PALANGKA RAYA – Rencana Pemerintah Provinsi Kalimantan Tengah (Kalteng) untuk melakukan perampingan atau penggabungan Organisasi Perangkat Daerah (OPD) mendapat dukungan penuh dari legislatif. Wakil Ketua I DPRD Kalteng, Riska Agustin, menilai langkah tersebut sebagai upaya positif untuk meningkatkan efektivitas kinerja birokrasi daerah.
​Menurut Riska, perampingan OPD merupakan langkah strategis agar kinerja setiap instansi dapat lebih terukur dan terpantau, baik dari segi perencanaan maupun pelaksanaan di lapangan.
​”Berkenaan dengan perampingan OPD ini, mungkin sebenarnya itu lebih baik. Kita kan akan bisa melihat kinerja OPD itu sesuai atau tidaknya pada saat di lapangan, dan pastikan masyarakat itu bisa menilai bagaimana kinerja OPD ini, baik nanti dari proses perencanaannya maupun pekerjaan dari OPD-OPD yang bersangkutan,” ujar Riska saat diwawancarai usai rapat paripurba di gedung DPRD Kalteng, Rabu, 17 Juni 2026 malam.
​Terkait kebijakan tersebut, Riska menegaskan bahwa jajaran DPRD Kalteng sepakat untuk mendukung rancangan yang disusun oleh Gubernur.
​”Berkenaan dengan perampingan ini, kami juga men-support apa yang dirancang dan dilaksanakan oleh Pak Gubernur.
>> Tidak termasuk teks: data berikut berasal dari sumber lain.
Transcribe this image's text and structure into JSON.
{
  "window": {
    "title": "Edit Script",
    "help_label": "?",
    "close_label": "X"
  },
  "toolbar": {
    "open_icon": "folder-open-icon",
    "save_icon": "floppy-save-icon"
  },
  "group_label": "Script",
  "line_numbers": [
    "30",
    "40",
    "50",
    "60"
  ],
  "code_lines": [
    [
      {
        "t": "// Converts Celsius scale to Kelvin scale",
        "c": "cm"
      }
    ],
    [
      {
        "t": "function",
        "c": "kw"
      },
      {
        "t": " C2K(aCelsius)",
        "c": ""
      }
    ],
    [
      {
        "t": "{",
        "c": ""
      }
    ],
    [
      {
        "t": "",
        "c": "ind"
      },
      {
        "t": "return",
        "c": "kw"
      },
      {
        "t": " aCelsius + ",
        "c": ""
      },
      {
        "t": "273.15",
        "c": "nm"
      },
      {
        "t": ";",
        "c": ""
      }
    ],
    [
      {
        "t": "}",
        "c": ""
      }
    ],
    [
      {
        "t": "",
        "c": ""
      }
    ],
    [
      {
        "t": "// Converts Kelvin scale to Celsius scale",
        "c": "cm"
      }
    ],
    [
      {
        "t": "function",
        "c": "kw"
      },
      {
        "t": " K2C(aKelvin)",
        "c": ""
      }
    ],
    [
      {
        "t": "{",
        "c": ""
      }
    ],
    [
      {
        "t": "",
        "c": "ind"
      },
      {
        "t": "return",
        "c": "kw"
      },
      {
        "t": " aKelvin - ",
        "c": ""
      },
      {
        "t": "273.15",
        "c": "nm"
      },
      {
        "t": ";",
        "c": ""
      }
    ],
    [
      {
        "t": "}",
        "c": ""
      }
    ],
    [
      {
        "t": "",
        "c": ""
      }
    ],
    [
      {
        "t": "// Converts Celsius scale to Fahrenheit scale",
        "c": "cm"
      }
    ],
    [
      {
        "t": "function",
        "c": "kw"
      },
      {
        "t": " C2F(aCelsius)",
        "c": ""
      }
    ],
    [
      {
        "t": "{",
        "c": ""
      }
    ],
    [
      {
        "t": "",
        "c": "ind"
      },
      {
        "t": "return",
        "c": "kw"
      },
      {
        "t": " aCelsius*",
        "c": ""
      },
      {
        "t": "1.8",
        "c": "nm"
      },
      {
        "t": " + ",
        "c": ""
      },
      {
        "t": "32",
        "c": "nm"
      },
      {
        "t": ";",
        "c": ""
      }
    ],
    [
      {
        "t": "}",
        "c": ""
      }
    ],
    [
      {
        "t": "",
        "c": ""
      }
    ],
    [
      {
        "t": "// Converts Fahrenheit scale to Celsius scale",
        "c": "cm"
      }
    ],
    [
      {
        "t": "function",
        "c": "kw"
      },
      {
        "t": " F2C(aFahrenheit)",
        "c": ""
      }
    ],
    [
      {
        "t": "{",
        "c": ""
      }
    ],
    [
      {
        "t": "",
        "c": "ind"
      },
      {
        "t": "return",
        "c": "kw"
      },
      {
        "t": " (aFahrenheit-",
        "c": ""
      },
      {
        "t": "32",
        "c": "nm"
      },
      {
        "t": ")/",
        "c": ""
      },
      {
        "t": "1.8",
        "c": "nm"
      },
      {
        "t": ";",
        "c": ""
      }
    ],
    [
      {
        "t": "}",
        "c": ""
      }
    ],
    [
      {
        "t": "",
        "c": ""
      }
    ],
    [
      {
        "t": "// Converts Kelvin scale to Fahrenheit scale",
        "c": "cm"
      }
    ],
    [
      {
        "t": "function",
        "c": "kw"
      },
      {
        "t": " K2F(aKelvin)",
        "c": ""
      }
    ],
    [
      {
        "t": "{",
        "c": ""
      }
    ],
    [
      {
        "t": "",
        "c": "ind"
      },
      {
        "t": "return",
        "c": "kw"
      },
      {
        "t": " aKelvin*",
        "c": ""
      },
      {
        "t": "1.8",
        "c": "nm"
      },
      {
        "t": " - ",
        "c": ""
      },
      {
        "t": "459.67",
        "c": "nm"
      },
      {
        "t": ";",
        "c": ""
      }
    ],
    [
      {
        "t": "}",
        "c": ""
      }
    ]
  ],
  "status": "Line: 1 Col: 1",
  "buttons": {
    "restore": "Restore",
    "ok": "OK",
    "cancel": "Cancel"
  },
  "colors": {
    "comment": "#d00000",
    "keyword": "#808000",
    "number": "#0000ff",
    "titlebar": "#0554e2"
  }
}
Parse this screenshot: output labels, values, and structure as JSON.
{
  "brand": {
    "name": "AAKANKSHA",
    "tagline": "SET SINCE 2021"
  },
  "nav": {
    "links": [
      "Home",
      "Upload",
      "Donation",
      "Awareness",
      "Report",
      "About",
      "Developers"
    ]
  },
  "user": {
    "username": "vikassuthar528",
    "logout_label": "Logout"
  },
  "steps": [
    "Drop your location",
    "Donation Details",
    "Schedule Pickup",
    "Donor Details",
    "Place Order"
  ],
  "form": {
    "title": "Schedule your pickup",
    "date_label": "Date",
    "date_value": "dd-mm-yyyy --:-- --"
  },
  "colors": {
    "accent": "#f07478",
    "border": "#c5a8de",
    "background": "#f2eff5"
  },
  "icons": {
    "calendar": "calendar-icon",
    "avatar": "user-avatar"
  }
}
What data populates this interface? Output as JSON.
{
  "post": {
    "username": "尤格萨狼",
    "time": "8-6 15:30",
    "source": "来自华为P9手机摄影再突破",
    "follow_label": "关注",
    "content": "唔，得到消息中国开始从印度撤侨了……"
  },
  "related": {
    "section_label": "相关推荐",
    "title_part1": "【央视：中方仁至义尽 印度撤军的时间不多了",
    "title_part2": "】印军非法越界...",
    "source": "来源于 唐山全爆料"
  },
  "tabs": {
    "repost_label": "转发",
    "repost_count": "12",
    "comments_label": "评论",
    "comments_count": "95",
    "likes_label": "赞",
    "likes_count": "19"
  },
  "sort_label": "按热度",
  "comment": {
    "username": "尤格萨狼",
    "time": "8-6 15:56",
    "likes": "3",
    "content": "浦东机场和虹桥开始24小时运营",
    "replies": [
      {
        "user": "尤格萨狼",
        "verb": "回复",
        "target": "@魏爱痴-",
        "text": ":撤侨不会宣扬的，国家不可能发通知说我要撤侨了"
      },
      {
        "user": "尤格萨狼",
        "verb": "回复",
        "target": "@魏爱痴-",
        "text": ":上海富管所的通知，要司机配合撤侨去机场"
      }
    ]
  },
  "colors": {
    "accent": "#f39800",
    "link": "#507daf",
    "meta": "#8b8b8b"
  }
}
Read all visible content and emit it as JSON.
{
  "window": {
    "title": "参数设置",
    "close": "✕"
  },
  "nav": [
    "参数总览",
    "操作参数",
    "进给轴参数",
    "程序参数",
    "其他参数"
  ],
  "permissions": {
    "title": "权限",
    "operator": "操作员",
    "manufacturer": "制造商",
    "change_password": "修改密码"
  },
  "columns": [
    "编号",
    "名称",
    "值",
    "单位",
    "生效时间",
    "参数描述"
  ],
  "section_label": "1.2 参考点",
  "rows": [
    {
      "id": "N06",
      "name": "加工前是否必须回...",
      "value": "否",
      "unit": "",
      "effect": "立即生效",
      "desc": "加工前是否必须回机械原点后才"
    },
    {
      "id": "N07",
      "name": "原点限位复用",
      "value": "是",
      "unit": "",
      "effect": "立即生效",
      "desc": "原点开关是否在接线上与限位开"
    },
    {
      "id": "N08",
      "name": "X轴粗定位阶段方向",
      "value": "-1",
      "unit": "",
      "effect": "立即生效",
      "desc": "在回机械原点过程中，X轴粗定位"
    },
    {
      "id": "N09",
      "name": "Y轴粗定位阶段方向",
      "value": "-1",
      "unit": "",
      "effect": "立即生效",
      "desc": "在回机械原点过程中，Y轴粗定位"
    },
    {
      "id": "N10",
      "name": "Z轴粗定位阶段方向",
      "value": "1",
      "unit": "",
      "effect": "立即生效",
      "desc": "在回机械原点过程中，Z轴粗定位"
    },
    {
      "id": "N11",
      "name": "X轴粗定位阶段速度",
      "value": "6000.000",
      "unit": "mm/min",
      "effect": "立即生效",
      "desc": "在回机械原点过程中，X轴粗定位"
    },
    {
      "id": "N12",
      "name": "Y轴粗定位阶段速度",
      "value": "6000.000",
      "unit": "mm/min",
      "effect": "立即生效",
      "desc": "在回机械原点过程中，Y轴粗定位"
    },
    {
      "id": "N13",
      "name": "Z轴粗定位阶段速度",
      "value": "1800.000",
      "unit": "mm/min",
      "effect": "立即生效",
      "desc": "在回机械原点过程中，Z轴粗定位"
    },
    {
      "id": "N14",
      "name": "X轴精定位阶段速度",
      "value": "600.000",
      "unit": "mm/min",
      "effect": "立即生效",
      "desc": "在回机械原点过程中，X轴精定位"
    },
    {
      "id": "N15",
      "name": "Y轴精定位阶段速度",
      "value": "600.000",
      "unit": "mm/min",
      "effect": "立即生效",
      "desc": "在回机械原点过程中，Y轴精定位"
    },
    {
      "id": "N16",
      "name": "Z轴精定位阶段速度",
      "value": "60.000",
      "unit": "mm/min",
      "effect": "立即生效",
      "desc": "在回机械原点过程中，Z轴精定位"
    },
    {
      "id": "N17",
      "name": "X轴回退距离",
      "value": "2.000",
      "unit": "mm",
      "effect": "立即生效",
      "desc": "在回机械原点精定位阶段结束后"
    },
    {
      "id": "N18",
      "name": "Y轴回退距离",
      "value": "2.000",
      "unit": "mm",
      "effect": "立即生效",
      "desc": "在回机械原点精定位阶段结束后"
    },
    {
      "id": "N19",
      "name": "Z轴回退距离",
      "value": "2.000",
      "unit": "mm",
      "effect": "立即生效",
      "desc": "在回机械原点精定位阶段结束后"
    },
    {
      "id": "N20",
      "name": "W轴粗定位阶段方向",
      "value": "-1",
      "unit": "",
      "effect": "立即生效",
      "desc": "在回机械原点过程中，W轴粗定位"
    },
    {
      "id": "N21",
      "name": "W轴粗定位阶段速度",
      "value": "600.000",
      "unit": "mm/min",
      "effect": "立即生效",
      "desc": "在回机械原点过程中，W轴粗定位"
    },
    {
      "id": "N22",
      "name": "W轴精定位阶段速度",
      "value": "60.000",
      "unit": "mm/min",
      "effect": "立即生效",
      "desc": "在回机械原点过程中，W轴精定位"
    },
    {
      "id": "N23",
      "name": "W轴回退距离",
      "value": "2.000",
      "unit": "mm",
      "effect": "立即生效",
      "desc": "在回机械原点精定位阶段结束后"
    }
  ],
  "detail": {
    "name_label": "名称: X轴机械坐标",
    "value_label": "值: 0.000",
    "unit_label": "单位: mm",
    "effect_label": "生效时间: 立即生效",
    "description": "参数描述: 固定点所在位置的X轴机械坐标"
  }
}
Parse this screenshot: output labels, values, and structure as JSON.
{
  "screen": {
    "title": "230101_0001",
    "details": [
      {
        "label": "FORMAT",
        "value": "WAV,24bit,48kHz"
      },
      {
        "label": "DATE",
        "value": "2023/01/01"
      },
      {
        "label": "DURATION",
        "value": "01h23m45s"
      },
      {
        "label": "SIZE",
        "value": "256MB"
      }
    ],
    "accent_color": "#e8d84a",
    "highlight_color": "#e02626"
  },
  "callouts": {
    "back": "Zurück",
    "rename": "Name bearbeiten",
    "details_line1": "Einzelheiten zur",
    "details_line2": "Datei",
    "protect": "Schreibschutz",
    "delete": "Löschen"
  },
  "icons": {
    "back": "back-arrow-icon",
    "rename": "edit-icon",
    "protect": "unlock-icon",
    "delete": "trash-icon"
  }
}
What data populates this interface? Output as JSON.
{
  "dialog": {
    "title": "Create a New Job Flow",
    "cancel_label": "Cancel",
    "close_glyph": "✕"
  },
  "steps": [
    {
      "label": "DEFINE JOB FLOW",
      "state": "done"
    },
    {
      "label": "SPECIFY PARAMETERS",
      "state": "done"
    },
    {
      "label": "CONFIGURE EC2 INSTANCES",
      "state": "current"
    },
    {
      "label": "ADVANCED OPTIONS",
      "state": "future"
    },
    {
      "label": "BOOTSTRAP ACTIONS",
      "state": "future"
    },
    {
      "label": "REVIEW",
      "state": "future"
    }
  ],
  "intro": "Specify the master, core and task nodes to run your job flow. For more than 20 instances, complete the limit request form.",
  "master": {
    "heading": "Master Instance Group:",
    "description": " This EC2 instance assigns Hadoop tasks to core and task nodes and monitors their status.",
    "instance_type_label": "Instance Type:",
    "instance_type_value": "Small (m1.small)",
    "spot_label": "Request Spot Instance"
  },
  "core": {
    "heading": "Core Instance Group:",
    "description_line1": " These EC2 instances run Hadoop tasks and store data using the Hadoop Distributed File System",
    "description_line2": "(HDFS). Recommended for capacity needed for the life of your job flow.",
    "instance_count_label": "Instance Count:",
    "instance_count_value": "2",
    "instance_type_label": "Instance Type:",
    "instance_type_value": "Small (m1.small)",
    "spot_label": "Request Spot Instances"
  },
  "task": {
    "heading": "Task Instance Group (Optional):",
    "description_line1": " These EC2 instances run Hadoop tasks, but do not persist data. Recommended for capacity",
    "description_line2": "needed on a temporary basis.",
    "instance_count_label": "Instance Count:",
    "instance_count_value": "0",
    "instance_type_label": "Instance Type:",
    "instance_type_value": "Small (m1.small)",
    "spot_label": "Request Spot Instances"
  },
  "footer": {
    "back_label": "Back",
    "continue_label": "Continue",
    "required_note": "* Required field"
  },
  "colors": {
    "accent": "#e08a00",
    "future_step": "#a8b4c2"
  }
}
Jika pun ini diperlukan, maka DPRD juga bersepakat,” tegasnya.
​Mengenai instansi mana saja yang akan dirampingkan, Riska menjelaskan bahwa pihaknya akan membahasnya secara internal di lembaga DPRD. Hasil dari pembahasan tersebut nantinya akan disampaikan sebagai masukan kepada jajaran eksekutif.
​”Mungkin nanti akan dibahas di lembaga DPRD. Jika pun nanti ada saran-saran berkenaan OPD apa saja yang dirampingkan, nanti akan kami sampaikan ke Pak Gubernur, Wakil Gubernur, dan Bu Sekda,” jelasnya.
​Selain itu, menanggapi durasi proses perencanaan yang saat ini tengah berlangsung, Riska memastikan akan segera melakukan koordinasi dengan pihak eksekutif agar pembahasan tersebut dapat berjalan lebih efektif.
​”Mungkin nanti melalui teman-teman komisi akan kita rundingkan dengan Bu Sekda. Jika ini harus dipercepat, akan kami sampaikan dan tersampaikan ke Pak Gubernur,” pungkasnya.